On Monday, Sen. Lamar Alexander (R-Tenn.) cribbed the Green New Deal’s rhetoric harkening to a World War II-level mobilization effort when he proposed a New Manhattan Project for Clean Energy that he said would “double federal funding for energy research” and implement a five-year plan to “create new sources of cheap, clean energy.” That same week, Rep. Matt Gaetz (R-Fla.), a loyal Trump ally, drafted a nonbinding resolution staking out a “Green Real Deal” that would acknowledge the threat climate change poses to “human health and safety” in “communities across the United States.”

“We have this idea that left ideas are moving and shaking inside the political atmosphere right now. That’s true. But they’re left in terms of Washington. But in terms of the American people, they’re centrist ideas.”

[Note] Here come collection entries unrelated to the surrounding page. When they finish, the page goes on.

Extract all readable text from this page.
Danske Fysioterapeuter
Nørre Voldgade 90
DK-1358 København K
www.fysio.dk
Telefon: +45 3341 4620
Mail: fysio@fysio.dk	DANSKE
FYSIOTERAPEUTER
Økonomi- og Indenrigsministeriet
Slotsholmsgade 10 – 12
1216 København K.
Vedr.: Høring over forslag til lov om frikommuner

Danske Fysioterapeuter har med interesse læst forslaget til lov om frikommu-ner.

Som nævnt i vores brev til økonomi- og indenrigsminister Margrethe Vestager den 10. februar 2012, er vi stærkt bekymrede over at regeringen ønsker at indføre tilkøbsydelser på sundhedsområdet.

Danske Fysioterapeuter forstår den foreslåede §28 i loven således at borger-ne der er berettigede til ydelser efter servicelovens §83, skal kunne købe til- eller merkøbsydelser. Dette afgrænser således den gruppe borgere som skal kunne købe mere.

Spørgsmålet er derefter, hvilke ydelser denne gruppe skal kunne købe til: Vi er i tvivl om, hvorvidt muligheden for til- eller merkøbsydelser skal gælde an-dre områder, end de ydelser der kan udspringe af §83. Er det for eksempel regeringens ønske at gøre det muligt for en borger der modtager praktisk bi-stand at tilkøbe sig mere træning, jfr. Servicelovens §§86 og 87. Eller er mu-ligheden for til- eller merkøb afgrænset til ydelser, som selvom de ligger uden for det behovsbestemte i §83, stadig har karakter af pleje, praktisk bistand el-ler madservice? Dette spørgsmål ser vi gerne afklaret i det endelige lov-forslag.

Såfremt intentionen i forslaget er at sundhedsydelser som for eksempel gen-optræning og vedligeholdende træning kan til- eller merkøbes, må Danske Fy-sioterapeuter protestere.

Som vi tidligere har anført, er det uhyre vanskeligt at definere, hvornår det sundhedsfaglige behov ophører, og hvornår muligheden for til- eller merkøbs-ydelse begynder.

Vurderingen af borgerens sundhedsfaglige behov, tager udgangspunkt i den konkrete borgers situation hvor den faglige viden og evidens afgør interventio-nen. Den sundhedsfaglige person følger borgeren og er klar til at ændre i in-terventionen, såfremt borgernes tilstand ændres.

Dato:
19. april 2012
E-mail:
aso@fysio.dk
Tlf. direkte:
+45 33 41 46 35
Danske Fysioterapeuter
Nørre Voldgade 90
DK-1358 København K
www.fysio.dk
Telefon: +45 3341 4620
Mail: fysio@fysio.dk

- Heather McGhee, senior fellow at the progressive think tank Demos

“A decade of disputation [is] followed now by this incredible uptick of Republicans looking around for solutions,” former Rep. Bob Inglis (R-S.C.), whose support for climate action led to his ouster in a primary challenge in 2010, said at the event, where he was the lone Republican official. “We’ve now seen the whites of its eyes. It’s here now, so it’s hard to deny.”

Still, he compared the rise of Ocasio-Cortez of her fellow left-wing Democrats to that of the tea party, the far-right Republican wing that surged to power during the Obama administration and organized Trump’s base of anti-immigrant, climate change-denying hard-liners.

“We’re seeing the formation of the tea party of the left,” he said, comparing the audience here to that at Trump’s rally in Michigan. “What’s the difference between last night and tonight? This is the mirror image. This is the flip side.”

The remark drew fervent boos and calls to “get off the stage.”

“Make the changes now, you moron,” one man shouted as Inglis called for incremental tweaks.

“Hey, hey, that’s unacceptable,” Ocasio-Cortez scorned, addressing the heckler. The crowd applauded. “And that’s the difference between me and Trump.”

She said she understood “why people say ‘the tea party of the left,’” noting that her campaign ousted former Rep. Joe Crowley (D-N.Y.), the fourth-most powerful Democrat in Congress and possible House speaker who had deep ties to corporate interests.

“This is not the tea party of the left, this is a return to American representative democracy,” she said. “The big difference? The Koch brothers funded the tea party. Everyday people funded my campaign.”

This story has been updated with Ocasio-Cortez’s comments about fossil fuel jobs and workers.